Her voice was quite noncommittal. Melchett thought: She could say more if she chose. He said, "Will you tell me what you can of the course of events last night?"
"Certainly, but there is very little that will be useful, I'm afraid. After dinner Ruby came and sat with us in the lounge. She remained even after the dancing had started. We had arranged
to play bridge later, but we were waiting for Mark, that is Mark Gaskell, my brother-in-law, he married Mr Jefferson's daughter, you know, who had some important letters to write, and also for
Josie. She was going to make a fourth with us."
"Did that often happen?"
"Quite frequently. She's a first-class player, of course, and very nice. My father-in-law is a keen bridge player and, whenever possible, liked to get hold of Josie to make the fourth, instead of an outsider. Naturally, as she has to arrange the fours, she can't always play with us, but she does whenever she can, and as -" her eyes smiled a little - "my father-in-law spends a lot of money in the hotel, the management is quite pleased for Josie to favour us."
Melchett asked, "You like Josie?"
"Yes, I do. She's always good-humoured and cheerful, works hard and seems to enjoy her job. She's shrewd without being at all intellectual and well, never pretends about anything. She's
natural and unaffected."
"Please go on, Mrs Jefferson."
"As I say, Josie had to get her bridge fours arranged and Mark was writing, so Ruby sat and talked with us a little longer than usual. Then Josie came along, and Ruby went off to do her first solo dance with Raymond, he's the dance and tennis professional. She came back to us afterward, just as Mark joined us. Then she went off to dance with a young man and we four started our bridge." She stopped and made a slight, significant gesture of helplessness. "And that's all I know! I just caught a glimpse of her once, dancing, but bridge is an absorbing game and I hardly glanced through the glass partition at the ballroom. Then, at midnight, Raymond came along to Josie very upset and asked where Ruby was. Josie, naturally, tried to shut him up, but -"

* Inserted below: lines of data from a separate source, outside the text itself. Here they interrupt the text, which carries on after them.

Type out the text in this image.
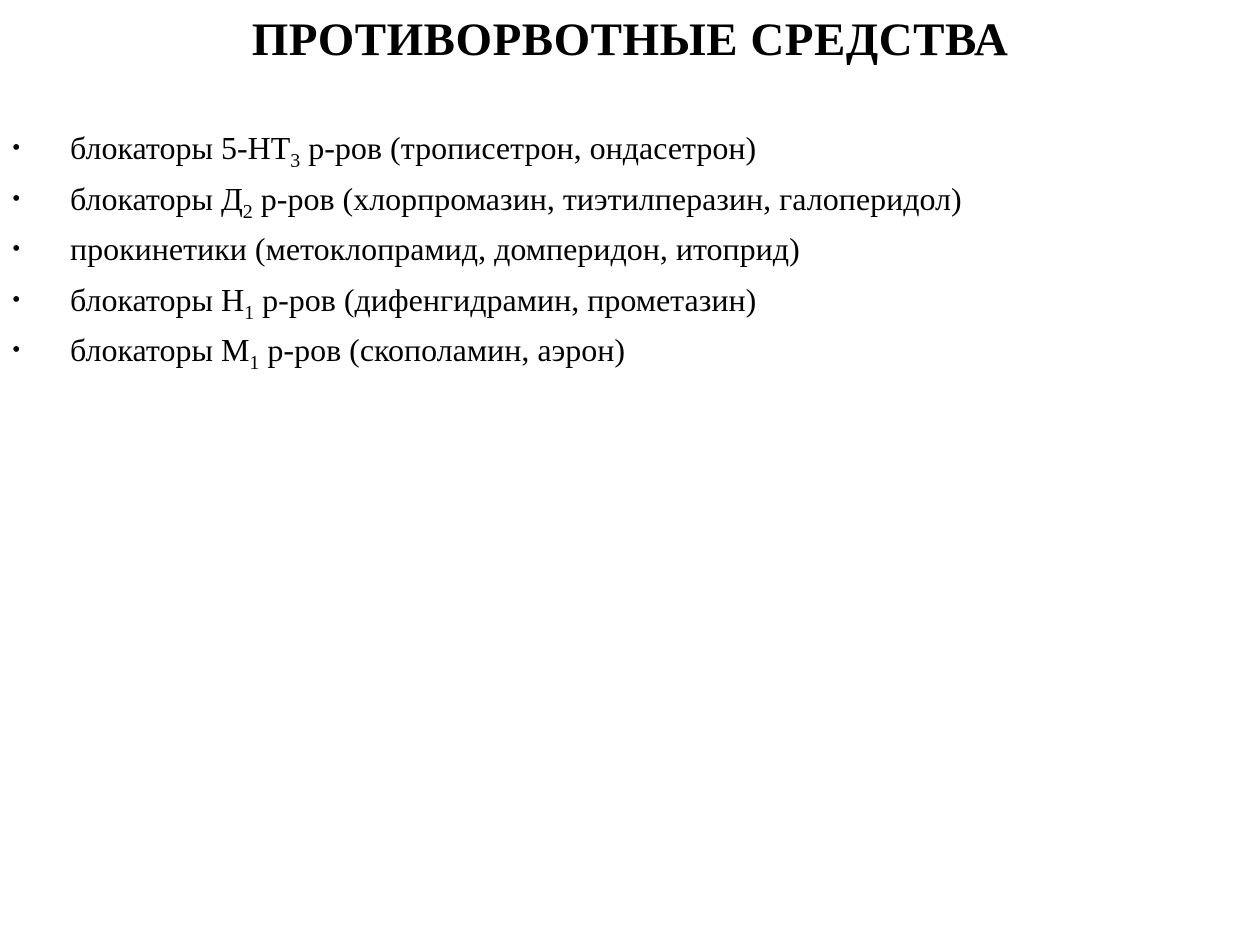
ПРОТИВОРВОТНЫЕ СРЕДСТВА
• блокаторы $5-НТ_3$ р-ров (трописетрон, ондасетрон)
• блокаторы $Д_2$ р-ров (хлорпромазин, тиэтилперазин, галоперидол)
• прокинетики (метоклопрамид, домперидон, итоприд)
• блокаторы $Н_1$ р-ров (дифенгидрамин, прометазин)
• блокаторы $М_1$ р-ров (скополамин, аэрон)
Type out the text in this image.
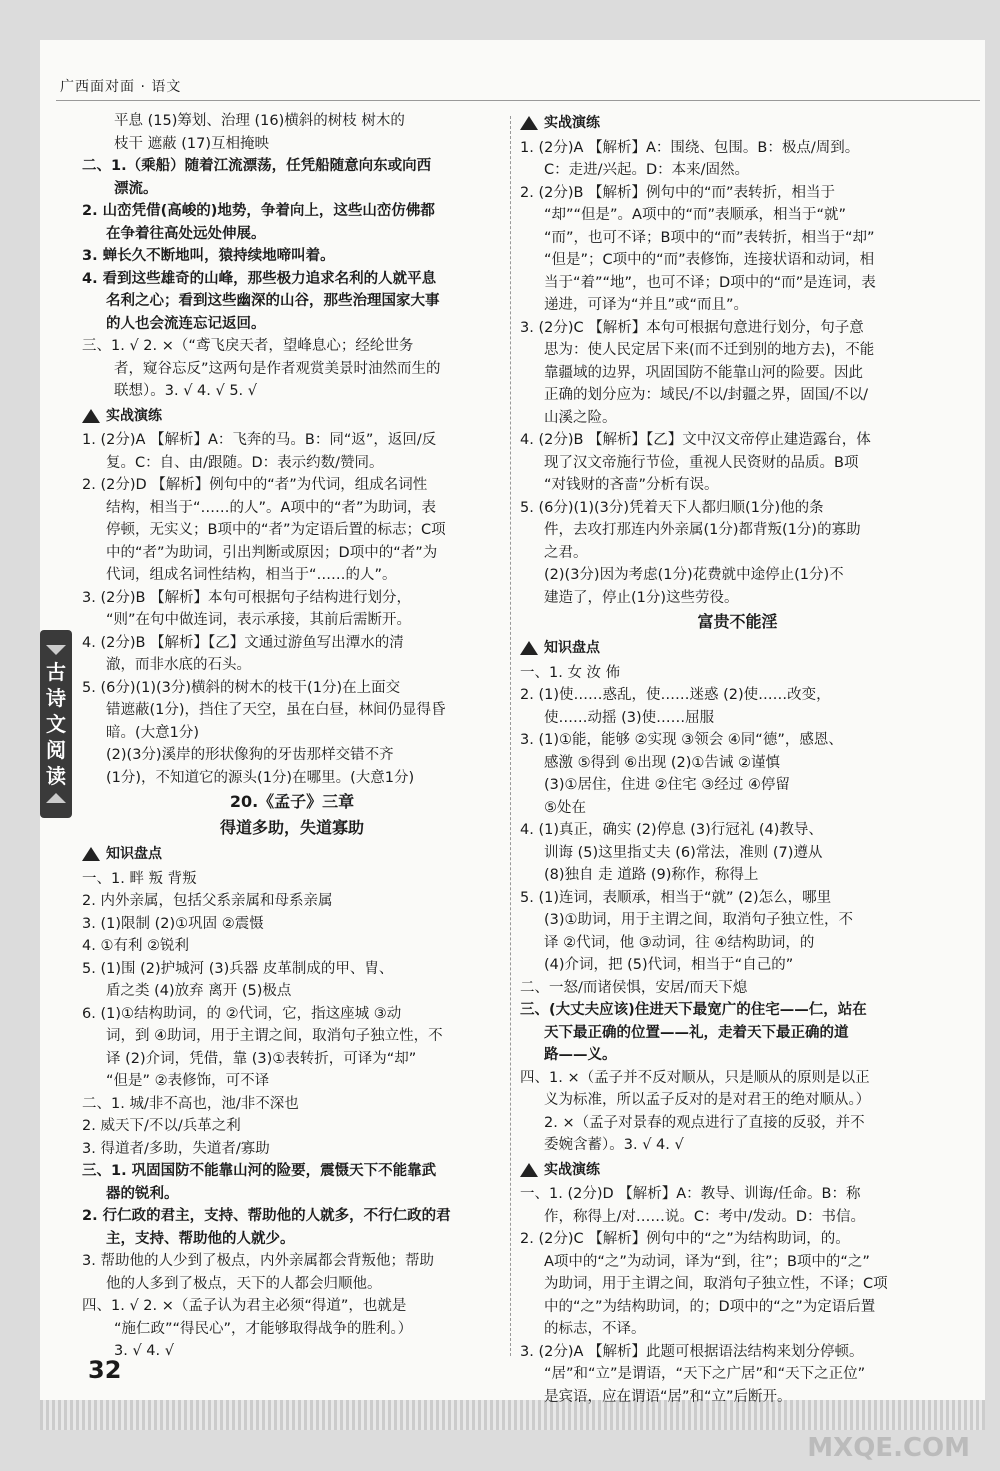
广西面对面 · 语文
平息 (15)筹划、治理 (16)横斜的树枝 树木的
枝干 遮蔽 (17)互相掩映
二、1.（乘船）随着江流漂荡，任凭船随意向东或向西
漂流。
2. 山峦凭借(高峻的)地势，争着向上，这些山峦仿佛都
在争着往高处远处伸展。
3. 蝉长久不断地叫，猿持续地啼叫着。
4. 看到这些雄奇的山峰，那些极力追求名利的人就平息
名利之心；看到这些幽深的山谷，那些治理国家大事
的人也会流连忘记返回。
三、1. √ 2. ×（“鸢飞戾天者，望峰息心；经纶世务
者，窥谷忘反”这两句是作者观赏美景时油然而生的
联想）。3. √ 4. √ 5. √
实战演练
1. (2分)A 【解析】A：飞奔的马。B：同“返”，返回/反
复。C：自、由/跟随。D：表示约数/赞同。
2. (2分)D 【解析】例句中的“者”为代词，组成名词性
结构，相当于“……的人”。A项中的“者”为助词，表
停顿，无实义；B项中的“者”为定语后置的标志；C项
中的“者”为助词，引出判断或原因；D项中的“者”为
代词，组成名词性结构，相当于“……的人”。
3. (2分)B 【解析】本句可根据句子结构进行划分，
“则”在句中做连词，表示承接，其前后需断开。
4. (2分)B 【解析】【乙】文通过游鱼写出潭水的清
澈，而非水底的石头。
5. (6分)(1)(3分)横斜的树木的枝干(1分)在上面交
错遮蔽(1分)，挡住了天空，虽在白昼，林间仍显得昏
暗。(大意1分)
(2)(3分)溪岸的形状像狗的牙齿那样交错不齐
(1分)，不知道它的源头(1分)在哪里。(大意1分)
20.《孟子》三章
得道多助，失道寡助
知识盘点
一、1. 畔 叛 背叛
2. 内外亲属，包括父系亲属和母系亲属
3. (1)限制 (2)①巩固 ②震慑
4. ①有利 ②锐利
5. (1)围 (2)护城河 (3)兵器 皮革制成的甲、胄、
盾之类 (4)放弃 离开 (5)极点
6. (1)①结构助词，的 ②代词，它，指这座城 ③动
词，到 ④助词，用于主谓之间，取消句子独立性，不
译 (2)介词，凭借，靠 (3)①表转折，可译为“却”
“但是” ②表修饰，可不译
二、1. 城/非不高也，池/非不深也
2. 威天下/不以/兵革之利
3. 得道者/多助，失道者/寡助
三、1. 巩固国防不能靠山河的险要，震慑天下不能靠武
器的锐利。
2. 行仁政的君主，支持、帮助他的人就多，不行仁政的君
主，支持、帮助他的人就少。
3. 帮助他的人少到了极点，内外亲属都会背叛他；帮助
他的人多到了极点，天下的人都会归顺他。
四、1. √ 2. ×（孟子认为君主必须“得道”，也就是
“施仁政”“得民心”，才能够取得战争的胜利。）
3. √ 4. √
实战演练
1. (2分)A 【解析】A：围绕、包围。B：极点/周到。
C：走进/兴起。D：本来/固然。
2. (2分)B 【解析】例句中的“而”表转折，相当于
“却”“但是”。A项中的“而”表顺承，相当于“就”
“而”，也可不译；B项中的“而”表转折，相当于“却”
“但是”；C项中的“而”表修饰，连接状语和动词，相
当于“着”“地”，也可不译；D项中的“而”是连词，表
递进，可译为“并且”或“而且”。
3. (2分)C 【解析】本句可根据句意进行划分，句子意
思为：使人民定居下来(而不迁到别的地方去)，不能
靠疆域的边界，巩固国防不能靠山河的险要。因此
正确的划分应为：域民/不以/封疆之界，固国/不以/
山溪之险。
4. (2分)B 【解析】【乙】文中汉文帝停止建造露台，体
现了汉文帝施行节俭，重视人民资财的品质。B项
“对钱财的吝啬”分析有误。
5. (6分)(1)(3分)凭着天下人都归顺(1分)他的条
件，去攻打那连内外亲属(1分)都背叛(1分)的寡助
之君。
(2)(3分)因为考虑(1分)花费就中途停止(1分)不
建造了，停止(1分)这些劳役。
富贵不能淫
知识盘点
一、1. 女 汝 佈
2. (1)使……惑乱，使……迷惑 (2)使……改变，
使……动摇 (3)使……屈服
3. (1)①能，能够 ②实现 ③领会 ④同“德”，感恩、
感激 ⑤得到 ⑥出现 (2)①告诫 ②谨慎
(3)①居住，住进 ②住宅 ③经过 ④停留
⑤处在
4. (1)真正，确实 (2)停息 (3)行冠礼 (4)教导、
训诲 (5)这里指丈夫 (6)常法，准则 (7)遵从
(8)独自 走 道路 (9)称作，称得上
5. (1)连词，表顺承，相当于“就” (2)怎么，哪里
(3)①助词，用于主谓之间，取消句子独立性，不
译 ②代词，他 ③动词，往 ④结构助词，的
(4)介词，把 (5)代词，相当于“自己的”
二、一怒/而诸侯惧，安居/而天下熄
三、(大丈夫应该)住进天下最宽广的住宅——仁，站在
天下最正确的位置——礼，走着天下最正确的道
路——义。
四、1. ×（孟子并不反对顺从，只是顺从的原则是以正
义为标准，所以孟子反对的是对君王的绝对顺从。）
2. ×（孟子对景春的观点进行了直接的反驳，并不
委婉含蓄）。3. √ 4. √
实战演练
一、1. (2分)D 【解析】A：教导、训诲/任命。B：称
作，称得上/对……说。C：考中/发动。D：书信。
2. (2分)C 【解析】例句中的“之”为结构助词，的。
A项中的“之”为动词，译为“到，往”；B项中的“之”
为助词，用于主谓之间，取消句子独立性，不译；C项
中的“之”为结构助词，的；D项中的“之”为定语后置
的标志，不译。
3. (2分)A 【解析】此题可根据语法结构来划分停顿。
“居”和“立”是谓语，“天下之广居”和“天下之正位”
是宾语，应在谓语“居”和“立”后断开。
古诗文阅读
32
MXQE.COM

Superintendent Harper interrupted. He said in his quiet voice, "Why 'naturally,' Mrs Jefferson?"
"Well -" She hesitated; looked, Melchett thought, a little put out. "Josie didn't want the girl's absence made too much of. She considered herself responsible for her in a way. She said
Ruby was probably up in her room, she telephoned up to Ruby's room, but apparently there was no answer, and he came back in rather a state temperamental, you know. Josie went off with him and tried to soothe him down, and in the end she danced with him instead of Ruby. Rather plucky of her, because you could see afterward it had hurt her ankle. She came back to us when the dance was over and tried to calm down Mr Jefferson. He had got worked up by then. We persuaded him, in the end, to go to bed; told him Ruby had probably gone for a spin in a car and that they'd had a puncture. He went to bed worried and this morning he began to agitate at once." She paused. "The rest you know."
"Thank you, Mrs Jefferson. Now I'm going to ask you if you've any idea who could have done this thing?"
She said immediately, "No idea whatever. I'm afraid I can't help you in the slightest."
He pressed her. "The girl never said anything? Nothing about jealousy? About some man she was afraid of? Or intimate with?"
Adelaide Jefferson shook her head to each query. There seemed nothing more that she could tell them. The superintendent suggested that they should interview young George Bartlett and return to see Mr Jefferson later. Colonel Melchett agreed and the three men went out, Mrs Jefferson promising to send word as soon as Mr Jefferson was awake. "Nice woman," said the colonel, as they closed the door behind them.
"A very nice lady indeed," said Superintendent Harper.